Les caractéristiques générales de la poursuite oculaire 

La poursuite oculaire est utilisée par les humains et les primates non-humains pour suivre un objet en mouvement. Le but de la poursuite oculaire est de stabiliser l’image de cet objet sur la fovéa, afin de favoriser la vision en haute définition de l’objet mobile sélectionné. Le système doit évaluer la vitesse de cet objet puis programmer une commande motrice. L’exécution de cette commande tend à annuler la vitesse rétinienne de l’objet, qui dès lors n’est plus mesurable. Cette séquence met en jeu deux phases distinctes, les questions sont alors de comprendre quels signaux permettent le maintien d’un mouvement de poursuite oculaire et quelles sont les informations utilisées pour commander l’activité musculaire ?

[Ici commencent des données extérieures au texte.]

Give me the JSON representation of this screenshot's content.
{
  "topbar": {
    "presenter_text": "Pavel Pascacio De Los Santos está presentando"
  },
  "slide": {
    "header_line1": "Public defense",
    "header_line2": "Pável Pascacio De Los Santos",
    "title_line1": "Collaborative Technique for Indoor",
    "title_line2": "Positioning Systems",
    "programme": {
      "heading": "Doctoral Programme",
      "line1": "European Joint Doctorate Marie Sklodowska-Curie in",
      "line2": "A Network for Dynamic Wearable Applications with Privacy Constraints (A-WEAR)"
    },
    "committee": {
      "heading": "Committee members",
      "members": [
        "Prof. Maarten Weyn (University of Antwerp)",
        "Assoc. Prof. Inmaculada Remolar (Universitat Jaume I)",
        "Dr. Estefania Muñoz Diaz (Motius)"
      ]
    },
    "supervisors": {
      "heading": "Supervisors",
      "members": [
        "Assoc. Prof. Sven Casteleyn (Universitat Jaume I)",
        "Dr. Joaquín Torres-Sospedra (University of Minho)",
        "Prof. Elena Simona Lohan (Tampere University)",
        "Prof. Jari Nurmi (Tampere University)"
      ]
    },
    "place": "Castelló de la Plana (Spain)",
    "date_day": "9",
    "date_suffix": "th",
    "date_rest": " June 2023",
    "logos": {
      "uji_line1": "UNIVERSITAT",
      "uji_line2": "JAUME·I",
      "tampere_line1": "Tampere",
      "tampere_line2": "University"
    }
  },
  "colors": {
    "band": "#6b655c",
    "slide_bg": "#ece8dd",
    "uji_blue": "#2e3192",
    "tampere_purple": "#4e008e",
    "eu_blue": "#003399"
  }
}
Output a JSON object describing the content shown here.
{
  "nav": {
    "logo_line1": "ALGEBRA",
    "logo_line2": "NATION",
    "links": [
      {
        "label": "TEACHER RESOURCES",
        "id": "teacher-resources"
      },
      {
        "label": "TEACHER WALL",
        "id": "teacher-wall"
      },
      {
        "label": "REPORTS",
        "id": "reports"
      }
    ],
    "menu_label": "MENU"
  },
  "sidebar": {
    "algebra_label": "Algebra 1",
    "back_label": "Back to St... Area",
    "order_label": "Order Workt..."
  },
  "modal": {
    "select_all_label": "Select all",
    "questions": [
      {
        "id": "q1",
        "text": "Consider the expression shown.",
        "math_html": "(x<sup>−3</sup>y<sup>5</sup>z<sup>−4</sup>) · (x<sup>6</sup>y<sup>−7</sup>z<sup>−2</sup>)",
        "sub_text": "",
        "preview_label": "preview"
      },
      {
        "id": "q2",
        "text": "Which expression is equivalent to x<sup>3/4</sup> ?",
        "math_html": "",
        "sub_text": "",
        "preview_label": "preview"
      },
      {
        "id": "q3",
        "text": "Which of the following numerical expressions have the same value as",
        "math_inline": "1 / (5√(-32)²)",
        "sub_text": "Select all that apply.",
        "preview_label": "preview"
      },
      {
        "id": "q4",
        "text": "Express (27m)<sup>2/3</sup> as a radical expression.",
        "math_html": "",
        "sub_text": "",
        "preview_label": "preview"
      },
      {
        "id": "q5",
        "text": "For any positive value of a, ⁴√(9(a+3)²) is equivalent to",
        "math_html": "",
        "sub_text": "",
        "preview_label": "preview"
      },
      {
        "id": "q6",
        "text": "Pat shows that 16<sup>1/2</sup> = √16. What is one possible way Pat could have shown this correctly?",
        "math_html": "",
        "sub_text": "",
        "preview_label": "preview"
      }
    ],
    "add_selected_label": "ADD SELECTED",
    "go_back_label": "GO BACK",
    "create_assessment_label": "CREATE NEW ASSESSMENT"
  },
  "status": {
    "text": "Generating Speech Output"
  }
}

Caractéristiques dynamiques du mouvement de poursuite oculaire

Pour répondre à ces questions, la description de la dynamique du comportement de poursuite se fait grâce à plusieurs mesures, en fonction des méthodologies utilisées et des périodes du mouvement. La mesure principale consiste à calculer la vitesse de l’œil, et à établir un gain de vitesse, qui est égal au ratio de la vitesse oculaire par rapport à celle de la cible. Une calcul du gain proche ou égale à 1 constitue une validation de la poursuite en cours. Les autres mesures s’étendent du calcul de l’erreur de position de l’œil par rapport à la cible, de l’accélération de l’œil, de la durée du mouvement, du nombre de saccades intrusives, et de la latence de la poursuite. Lorsque l’on demande à un sujet de suivre une cible à vitesse constante décrivant un mouvement horizontal de la gauche vers la droite .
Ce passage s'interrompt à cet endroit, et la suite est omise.